Abstract:Graph embedding plays an important role in the analysis and study of typical non-Euclidean data, such as graphs. Graph embedding aims to transform complex graph structures into vector representations for further machine learning or data mining tasks. It helps capture relationships and similarities between nodes, providing better representations for various tasks on graphs. Different orders of neighbors have different impacts on the generation of node embedding vectors. Therefore, this paper proposes a multi-order adjacency view encoder to fuse the feature information of neighbors at different orders. We generate different node views for different orders of neighbor information, consider different orders of neighbor information through different views, and then use attention mechanisms to integrate node embeddings from different views. Finally, we evaluate the effectiveness of our model through downstream tasks on the graph. Experimental results demonstrate that our model achieves improvements in attributed graph clustering and link prediction tasks compared to existing methods, indicating that the generated embedding representations have higher expressiveness.
What problem does this paper attempt to address?
This paper attempts to address the problem of effectively integrating information from different-order neighbors in attributed graph embeddings. Specifically, most existing methods tend to overlook the varying impacts of different-order neighbors on the generation of node embedding vectors. For central nodes in a graph, lower-order neighbors have a greater influence, while for peripheral nodes, higher-order neighbors have a greater impact.
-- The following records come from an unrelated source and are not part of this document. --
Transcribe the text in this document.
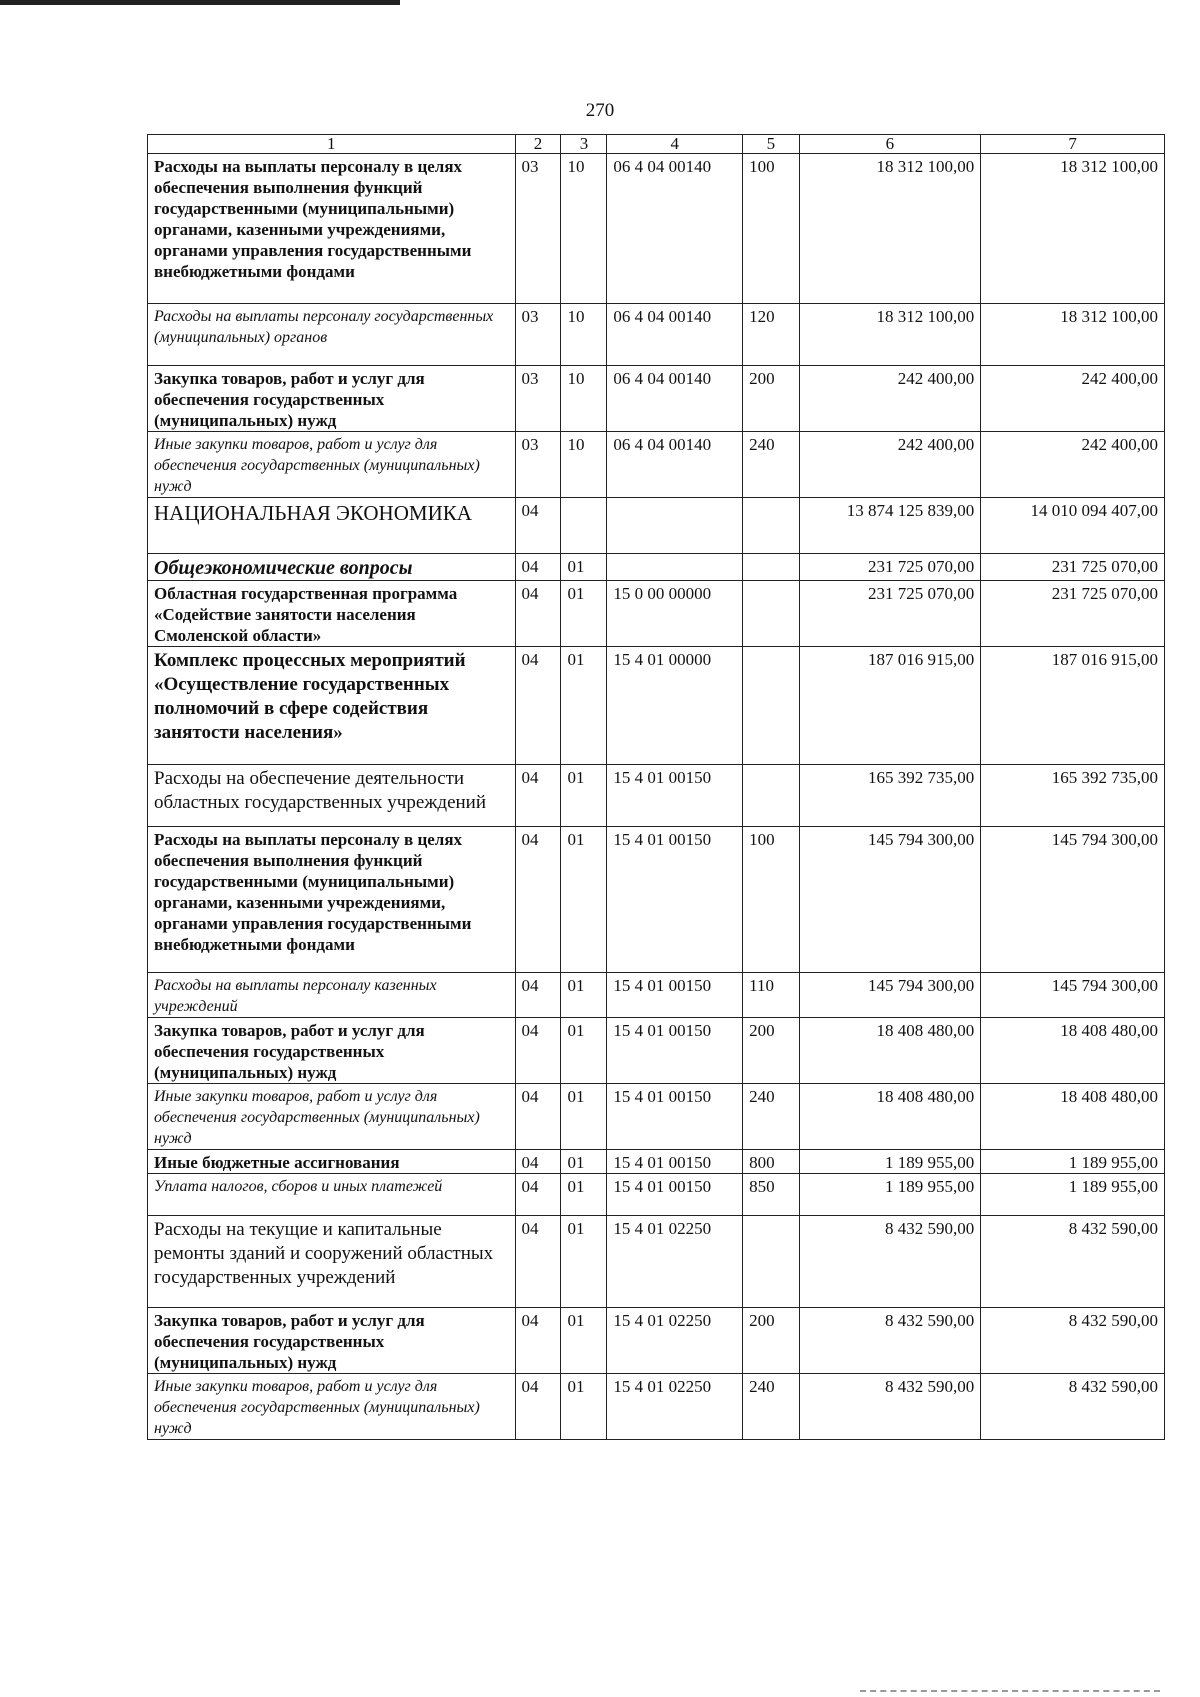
270
1	2	3	4	5	6	7
Расходы на выплаты персоналу в целях обеспечения выполнения функций государственными (муниципальными) органами, казенными учреждениями, органами управления государственными внебюджетными фондами	03	10	06 4 04 00140	100	18 312 100,00	18 312 100,00
Расходы на выплаты персоналу государственных (муниципальных) органов	03	10	06 4 04 00140	120	18 312 100,00	18 312 100,00
Закупка товаров, работ и услуг для обеспечения государственных (муниципальных) нужд	03	10	06 4 04 00140	200	242 400,00	242 400,00
Иные закупки товаров, работ и услуг для обеспечения государственных (муниципальных) нужд	03	10	06 4 04 00140	240	242 400,00	242 400,00
НАЦИОНАЛЬНАЯ ЭКОНОМИКА	04				13 874 125 839,00	14 010 094 407,00
Общеэкономические вопросы	04	01			231 725 070,00	231 725 070,00
Областная государственная программа «Содействие занятости населения Смоленской области»	04	01	15 0 00 00000		231 725 070,00	231 725 070,00
Комплекс процессных мероприятий «Осуществление государственных полномочий в сфере содействия занятости населения»	04	01	15 4 01 00000		187 016 915,00	187 016 915,00
Расходы на обеспечение деятельности областных государственных учреждений	04	01	15 4 01 00150		165 392 735,00	165 392 735,00
Расходы на выплаты персоналу в целях обеспечения выполнения функций государственными (муниципальными) органами, казенными учреждениями, органами управления государственными внебюджетными фондами	04	01	15 4 01 00150	100	145 794 300,00	145 794 300,00
Расходы на выплаты персоналу казенных учреждений	04	01	15 4 01 00150	110	145 794 300,00	145 794 300,00
Закупка товаров, работ и услуг для обеспечения государственных (муниципальных) нужд	04	01	15 4 01 00150	200	18 408 480,00	18 408 480,00
Иные закупки товаров, работ и услуг для обеспечения государственных (муниципальных) нужд	04	01	15 4 01 00150	240	18 408 480,00	18 408 480,00
Иные бюджетные ассигнования	04	01	15 4 01 00150	800	1 189 955,00	1 189 955,00
Уплата налогов, сборов и иных платежей	04	01	15 4 01 00150	850	1 189 955,00	1 189 955,00
Расходы на текущие и капитальные ремонты зданий и сооружений областных государственных учреждений	04	01	15 4 01 02250		8 432 590,00	8 432 590,00
Закупка товаров, работ и услуг для обеспечения государственных (муниципальных) нужд	04	01	15 4 01 02250	200	8 432 590,00	8 432 590,00
Иные закупки товаров, работ и услуг для обеспечения государственных (муниципальных) нужд	04	01	15 4 01 02250	240	8 432 590,00	8 432 590,00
Therefore, this paper proposes a new encoder (DGA, Different-Order-View Graph Auto-Encoder) that integrates information from different-order neighbors through multi-order adjacency views and an attention mechanism to generate more expressive node embedding vectors.
### Main Contributions
1. **Multi-Order Adjacency View Encoder**: DGA constructs adjacency matrices using multi-order adjacency views and utilizes an attention aggregator to effectively help nodes in the graph aggregate information from different views.
2. **Multi-Layer Perceptron Decoder and Inner Product Decoder**: It decodes both the adjacency matrix \( A \) and the feature matrix \( X \), and optimizes the model by jointly optimizing the reconstruction loss of the adjacency matrix, the reconstruction loss of the feature matrix, and the self-supervised clustering loss.
3. **Experimental Validation**: The learned vectors are applied to graph clustering and link prediction tasks, and experimental results show that the model performs excellently on both tasks.
### Solution
- **Constructing Multi-Order Adjacency Views**: Construct 0-order, 1-order, 2-order, and 3-order adjacency views, considering the node's own information, 1-order neighbor information, 2-order neighbor information, and 3-order neighbor information, respectively.
- **Learning Embedding Vectors from Multi-Order Adjacency Views**: Use a two-layer Graph Convolutional Network (GCN) to learn embedding representations under different views.
- **Fusing Embedding Vectors**: Use an attention aggregator to combine embedding vectors from different views to generate the final embedding representation.
- **Decoder Design**: Use a Multi-Layer Perceptron (MLP) decoder and an inner product decoder to decode the feature matrix and the adjacency matrix, respectively.
- **Loss Function**: Jointly optimize the reconstruction loss of the adjacency matrix, the reconstruction loss of the feature matrix, and the self-supervised clustering loss.
### Experimental Results
- **Node Clustering Task**: Experimental results on the Cora, Citeseer, and Pubmed datasets show that DGA outperforms existing methods in terms of ACC, NMI, and ARI metrics.
- **Link Prediction Task**: In the link prediction task on the same datasets, DGA also demonstrates better performance, especially in terms of AUC and AP metrics.
In summary, this paper effectively addresses the integration of different-order neighbor information in attributed graph embeddings by introducing multi-order adjacency views and an attention mechanism, enhancing the expressiveness of node embedding vectors, and achieving significant performance improvements in multiple downstream tasks.